Avec son nombre de personnages remarquablement réduit, sa prose exaltée et emphatique plutôt oppressante et son thème éthéré, "Le rêve" a certes de quoi faire couler beaucoup d'encre dans une classe de littérature, permettant bien des interprétations et ouvrant sur de nombreuses analyses, mais n'a pas eu le pouvoir de totalement me charmer. Cela tient sans doute en grande partie au fait que le goût de décortiquer la littérature m'a passé avec les années ; je ne suis plus aujourd'hui qu'en quête du plaisir, celui que procure un style poétique et une trame dynamique ; poésie et action, j'en conviens, n'étant pas toujours facile à concilier.

Pour ce qui est du style, rien à dire. Ou plutôt rien à ajouter à tout ce qui a déjà été dit. C'est du Zola, c'est vivant, palpitant et enivrant. Pour la trame, aïe. Notre cher auteur devait être en pleine crise de mysticisme et aura peut-être voulu créer son propre mythe, le situant grosso modo entre le "Roméo et Juliette" de Shakespeare et l'hagiographie de Sainte Agnès. Partant de là, le récit trouve difficilement son équilibre entre tragédie (un peu trop théâtrale) et texte sacré (un peu trop mythologique).

"Le rêve", c'est la dissection du désir, la poussée de la passion, nés dans une âme innocente, celle d'Angélique, une orpheline au nom prédestiné puisque Zola en fait un ange, la parabole de la pureté, le symbole de l'innocence et l'allégorie du martyre. L'enfant naturelle de Sidonie Saccard, abandonnée à sa naissance, témoigne dès son plus jeune âge d'une belle propension à l'imagination. Fantasque, exaltée, mystique, elle a conçu le rêve qu'un Prince Charmant viendrait l'épouser et ferait d'elle, la pauvresse, une nouvelle reine de Saba. A 16 ans, sa rencontre déterminante avec un ouvrier verrier va la faire basculer du rêve à la réalité. Se succèdent alors dans le récit, de façon très académique, trois phases bien identifiables : le souhait du songe, la réalité du rêve et le réveil... brutal.

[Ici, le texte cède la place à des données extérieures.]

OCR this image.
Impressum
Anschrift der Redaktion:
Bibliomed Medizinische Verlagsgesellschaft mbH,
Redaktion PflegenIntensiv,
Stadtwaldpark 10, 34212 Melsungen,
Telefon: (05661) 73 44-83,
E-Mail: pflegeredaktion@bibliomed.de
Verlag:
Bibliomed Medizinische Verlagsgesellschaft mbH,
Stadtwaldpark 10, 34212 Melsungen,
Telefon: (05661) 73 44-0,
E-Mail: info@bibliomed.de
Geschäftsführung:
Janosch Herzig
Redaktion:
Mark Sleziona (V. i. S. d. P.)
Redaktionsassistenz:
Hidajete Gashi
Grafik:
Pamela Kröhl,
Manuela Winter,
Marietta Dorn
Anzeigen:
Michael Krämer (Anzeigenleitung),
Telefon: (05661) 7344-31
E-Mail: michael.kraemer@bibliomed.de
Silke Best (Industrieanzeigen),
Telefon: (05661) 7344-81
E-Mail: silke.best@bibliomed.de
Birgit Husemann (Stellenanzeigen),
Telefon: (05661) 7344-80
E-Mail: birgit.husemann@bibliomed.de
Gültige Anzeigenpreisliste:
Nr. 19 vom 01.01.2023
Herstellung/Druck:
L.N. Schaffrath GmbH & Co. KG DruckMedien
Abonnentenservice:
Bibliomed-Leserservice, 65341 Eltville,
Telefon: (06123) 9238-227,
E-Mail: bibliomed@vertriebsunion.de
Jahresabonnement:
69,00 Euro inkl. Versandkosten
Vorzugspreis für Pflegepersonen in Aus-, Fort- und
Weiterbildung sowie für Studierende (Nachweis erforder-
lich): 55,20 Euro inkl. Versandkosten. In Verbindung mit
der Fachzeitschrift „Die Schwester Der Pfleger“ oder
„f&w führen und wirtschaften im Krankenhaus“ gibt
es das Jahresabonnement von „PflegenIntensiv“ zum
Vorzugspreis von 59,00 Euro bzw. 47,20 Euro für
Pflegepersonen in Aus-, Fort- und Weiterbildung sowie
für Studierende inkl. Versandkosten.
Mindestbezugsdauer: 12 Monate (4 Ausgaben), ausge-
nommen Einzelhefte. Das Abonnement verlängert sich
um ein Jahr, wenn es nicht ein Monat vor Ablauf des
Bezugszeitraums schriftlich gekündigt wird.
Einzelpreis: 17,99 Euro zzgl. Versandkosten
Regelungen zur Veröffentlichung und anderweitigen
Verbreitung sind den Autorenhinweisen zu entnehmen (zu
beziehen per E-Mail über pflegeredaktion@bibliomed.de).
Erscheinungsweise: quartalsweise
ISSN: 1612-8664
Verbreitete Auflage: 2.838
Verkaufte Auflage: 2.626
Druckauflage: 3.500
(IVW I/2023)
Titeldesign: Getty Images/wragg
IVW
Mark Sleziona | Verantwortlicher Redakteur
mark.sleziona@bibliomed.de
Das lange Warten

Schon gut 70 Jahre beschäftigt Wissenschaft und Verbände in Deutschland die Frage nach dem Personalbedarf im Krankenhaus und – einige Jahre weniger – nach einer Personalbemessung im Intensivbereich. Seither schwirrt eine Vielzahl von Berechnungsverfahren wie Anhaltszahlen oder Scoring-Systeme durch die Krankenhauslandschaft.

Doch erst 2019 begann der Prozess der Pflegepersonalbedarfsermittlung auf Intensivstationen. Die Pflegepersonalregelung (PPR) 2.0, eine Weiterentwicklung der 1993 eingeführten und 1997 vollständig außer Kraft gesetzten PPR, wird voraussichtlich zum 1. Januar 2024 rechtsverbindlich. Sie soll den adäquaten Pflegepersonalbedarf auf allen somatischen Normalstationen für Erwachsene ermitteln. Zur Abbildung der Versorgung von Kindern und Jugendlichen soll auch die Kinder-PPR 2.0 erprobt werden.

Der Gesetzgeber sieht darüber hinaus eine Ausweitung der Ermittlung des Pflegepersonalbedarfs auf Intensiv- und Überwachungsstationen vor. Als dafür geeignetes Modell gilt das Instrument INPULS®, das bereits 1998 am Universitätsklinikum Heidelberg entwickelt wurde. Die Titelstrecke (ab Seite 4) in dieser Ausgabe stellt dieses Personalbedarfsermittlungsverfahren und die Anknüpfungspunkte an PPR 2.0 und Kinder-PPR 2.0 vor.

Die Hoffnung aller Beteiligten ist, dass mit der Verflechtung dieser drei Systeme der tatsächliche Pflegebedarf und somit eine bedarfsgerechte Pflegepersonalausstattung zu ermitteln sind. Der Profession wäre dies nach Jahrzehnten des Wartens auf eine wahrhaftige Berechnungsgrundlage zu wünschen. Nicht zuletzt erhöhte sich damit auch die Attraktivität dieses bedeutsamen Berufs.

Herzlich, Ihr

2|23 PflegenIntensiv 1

N'allez pas croire en me lisant que ce roman ne vaut pas le détour, loin de là. Simplement, pour moi, c'est typiquement le genre de texte dont la puissance poétique ne conviendra pas à tous les lecteurs, surtout aux plus terre-à-terre. Je pense que pour l'apprécier, il faut déjà avoir une sensibilité spirituelle bien éveillée et être prêt à entrer dans une bulle d'irréalité où chaque parole et chaque action sont dictées non pas par le pragmatisme du quotidien mais bien par la ferveur de l'idéal, celui qui habite les poètes et les saints. Sans cela, gare à l'ennui !

Un beau texte, mais pas le meilleur de l'auteur.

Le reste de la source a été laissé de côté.